10. The method of claim 1, further comprising:
receiving a handover notification message which informs that the UE has taken a configuration of the target SeNB into use.
11. The method of claim 10, wherein the handover notification message includes a UE X2 ID of the MeNB and a UE X2 ID of the target SeNB.
12. The method of claim 1, further comprising:
transmitting a UE context release message to the source SeNB.
13. The method of claim 12, wherein the UE context release message includes a UE X2 ID of the MeNB and a UE X2 ID of the source SeNB.
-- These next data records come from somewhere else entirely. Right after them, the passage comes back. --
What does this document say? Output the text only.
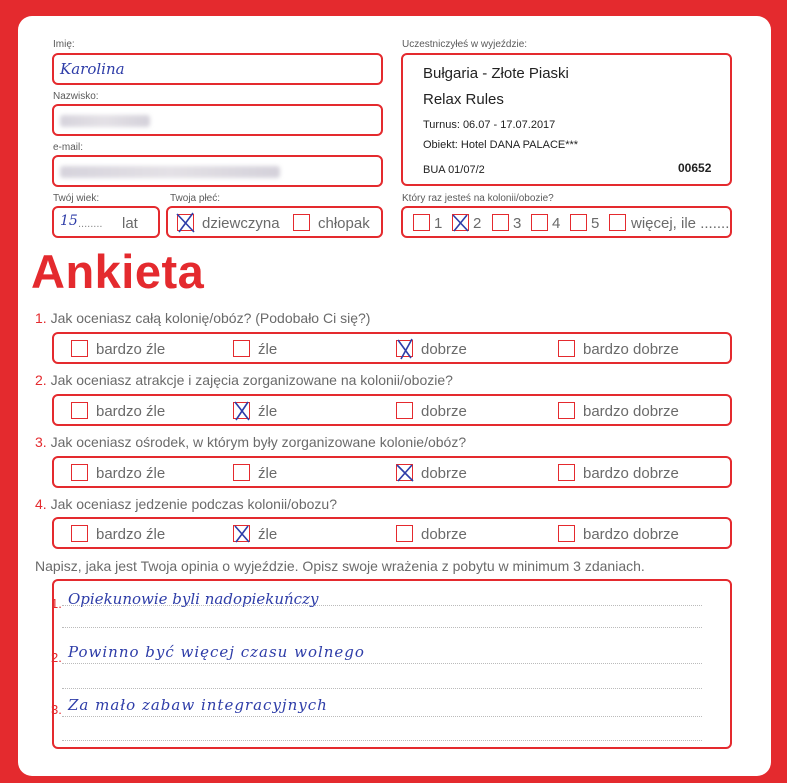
Imię:
Karolina
Nazwisko:
e-mail:
Twój wiek:
15 ........ lat
Twoja płeć:
dziewczyna	chłopak
Uczestniczyłeś w wyjeździe:
Bułgaria - Złote Piaski
Relax Rules
Turnus: 06.07 - 17.07.2017
Obiekt: Hotel DANA PALACE***
BUA 01/07/2	00652
Który raz jesteś na kolonii/obozie?
1 2 3 4 5 więcej, ile .......
Ankieta
1. Jak oceniasz całą kolonię/obóz? (Podobało Ci się?)
bardzo źle	źle	dobrze	bardzo dobrze
2. Jak oceniasz atrakcje i zajęcia zorganizowane na kolonii/obozie?
bardzo źle	źle	dobrze	bardzo dobrze
3. Jak oceniasz ośrodek, w którym były zorganizowane kolonie/obóz?
bardzo źle	źle	dobrze	bardzo dobrze
4. Jak oceniasz jedzenie podczas kolonii/obozu?
bardzo źle	źle	dobrze	bardzo dobrze
Napisz, jaka jest Twoja opinia o wyjeździe. Opisz swoje wrażenia z pobytu w minimum 3 zdaniach.
1. Opiekunowie byli nadopiekuńczy
2. Powinno być więcej czasu wolnego
3. Za mało zabaw integracyjnych
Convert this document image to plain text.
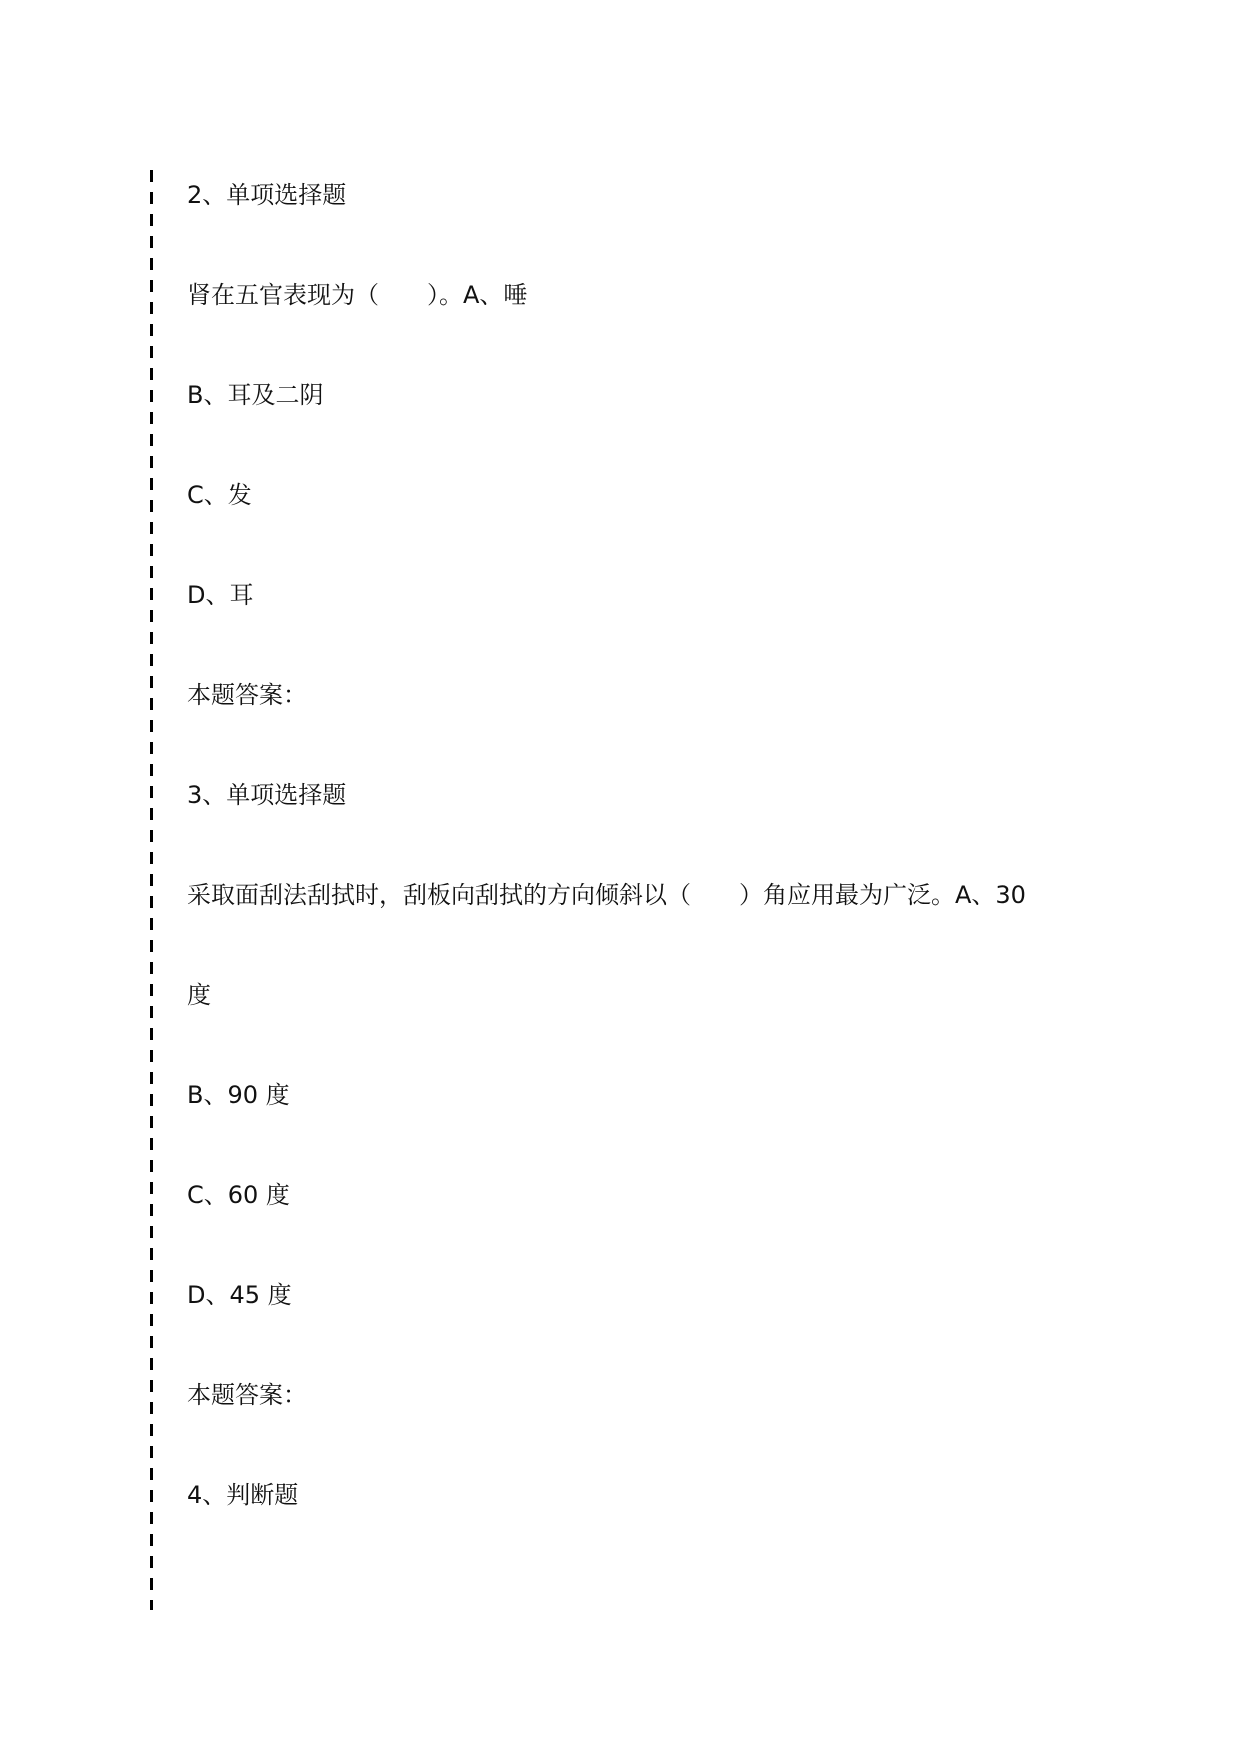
2、单项选择题
肾在五官表现为（　　）。A、唾
B、耳及二阴
C、发
D、耳
本题答案：
3、单项选择题
采取面刮法刮拭时，刮板向刮拭的方向倾斜以（　　）角应用最为广泛。A、30
度
B、90 度
C、60 度
D、45 度
本题答案：
4、判断题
14. A method for performing, by a target secondary eNodeB (SeNB) in dual connectivity, a handover procedure in a wireless communication system, the method comprising:
receiving an offloading request message, which includes contexts of E-UTRAN radio access bearers (E-RABs) to be offloaded and an offloading indication, from a master eNB (MeNB) in dual connectivity;
performing an admission control;
transmitting an offloading request acknowledge message, which includes identifiers (IDs) of E-RABs accepted by the target SeNB, as a response to the offloading request message to the MeNB; and
receiving a sequence number (SN) status transfer message, which includes an uplink (UL)/downlink (DL) packet data convergence protocol (PDCP) sequence number (SN) status and a hyper number (HFN) status for E-RABs to be offloaded, from the MeNB; and
transmitting a handover notification message which informs that the UE has taken a configuration of the target SeNB into use.
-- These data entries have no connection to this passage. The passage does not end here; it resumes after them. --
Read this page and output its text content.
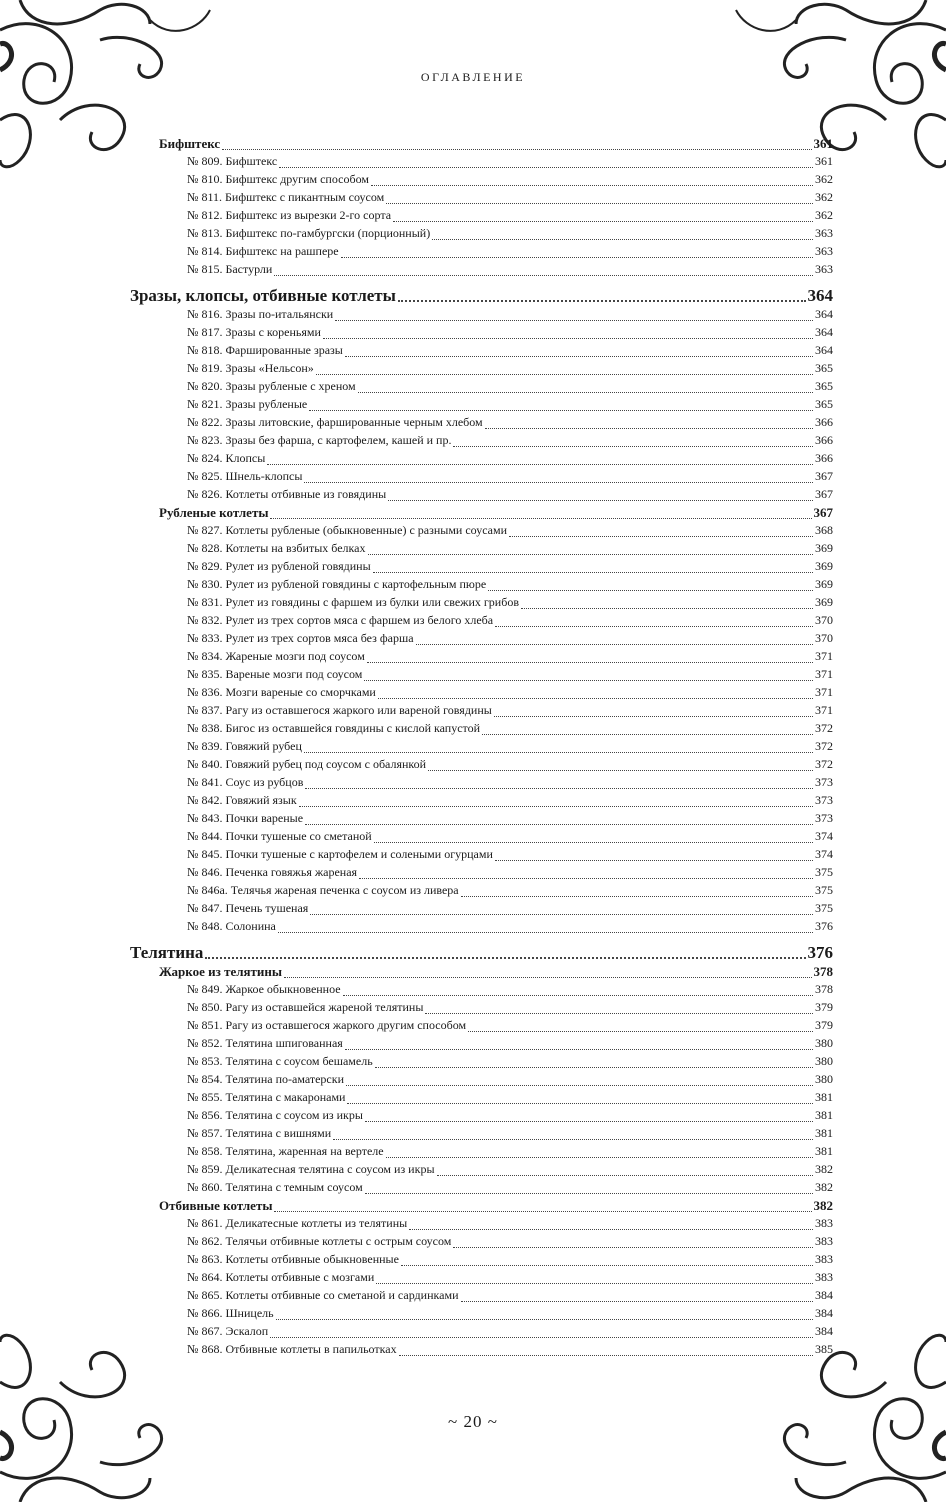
оглавление
Бифштекс	361
№ 809. Бифштекс	361
№ 810. Бифштекс другим способом	362
№ 811. Бифштекс с пикантным соусом	362
№ 812. Бифштекс из вырезки 2-го сорта	362
№ 813. Бифштекс по-гамбургски (порционный)	363
№ 814. Бифштекс на рашпере	363
№ 815. Бастурли	363
Зразы, клопсы, отбивные котлеты	364
№ 816. Зразы по-итальянски	364
№ 817. Зразы с кореньями	364
№ 818. Фаршированные зразы	364
№ 819. Зразы «Нельсон»	365
№ 820. Зразы рубленые с хреном	365
№ 821. Зразы рубленые	365
№ 822. Зразы литовские, фаршированные черным хлебом	366
№ 823. Зразы без фарша, с картофелем, кашей и пр.	366
№ 824. Клопсы	366
№ 825. Шнель-клопсы	367
№ 826. Котлеты отбивные из говядины	367
Рубленые котлеты	367
№ 827. Котлеты рубленые (обыкновенные) с разными соусами	368
№ 828. Котлеты на взбитых белках	369
№ 829. Рулет из рубленой говядины	369
№ 830. Рулет из рубленой говядины с картофельным пюре	369
№ 831. Рулет из говядины с фаршем из булки или свежих грибов	369
№ 832. Рулет из трех сортов мяса с фаршем из белого хлеба	370
№ 833. Рулет из трех сортов мяса без фарша	370
№ 834. Жареные мозги под соусом	371
№ 835. Вареные мозги под соусом	371
№ 836. Мозги вареные со сморчками	371
№ 837. Рагу из оставшегося жаркого или вареной говядины	371
№ 838. Бигос из оставшейся говядины с кислой капустой	372
№ 839. Говяжий рубец	372
№ 840. Говяжий рубец под соусом с обалянкой	372
№ 841. Соус из рубцов	373
№ 842. Говяжий язык	373
№ 843. Почки вареные	373
№ 844. Почки тушеные со сметаной	374
№ 845. Почки тушеные с картофелем и солеными огурцами	374
№ 846. Печенка говяжья жареная	375
№ 846а. Телячья жареная печенка с соусом из ливера	375
№ 847. Печень тушеная	375
№ 848. Солонина	376
Телятина	376
Жаркое из телятины	378
№ 849. Жаркое обыкновенное	378
№ 850. Рагу из оставшейся жареной телятины	379
№ 851. Рагу из оставшегося жаркого другим способом	379
№ 852. Телятина шпигованная	380
№ 853. Телятина с соусом бешамель	380
№ 854. Телятина по-аматерски	380
№ 855. Телятина с макаронами	381
№ 856. Телятина с соусом из икры	381
№ 857. Телятина с вишнями	381
№ 858. Телятина, жаренная на вертеле	381
№ 859. Деликатесная телятина с соусом из икры	382
№ 860. Телятина с темным соусом	382
Отбивные котлеты	382
№ 861. Деликатесные котлеты из телятины	383
№ 862. Телячьи отбивные котлеты с острым соусом	383
№ 863. Котлеты отбивные обыкновенные	383
№ 864. Котлеты отбивные с мозгами	383
№ 865. Котлеты отбивные со сметаной и сардинками	384
№ 866. Шницель	384
№ 867. Эскалоп	384
№ 868. Отбивные котлеты в папильотках	385
~ 20 ~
15. A method for performing, by a source secondary eNodeB (SeNB) in dual connectivity, a handover procedure in a wireless communication system, the method comprising:
receiving an offloading notification message, which includes an indication that E-UTRAN radio access bearers (E-RABs) of a user equipment (UE) is to be offloaded, from a master eNB (MeNB) in dual connectivity;
transmitting an offloading notification acknowledge message, which includes an uplink (UL)/downlink (DL) packet data convergence protocol (PDCP) sequence number (SN) status and a hyper number (HFN) status for E-RABs to be offloaded, as a response to the offloading notification message to the MeNB; and
receiving a UE context release message from the MeNB.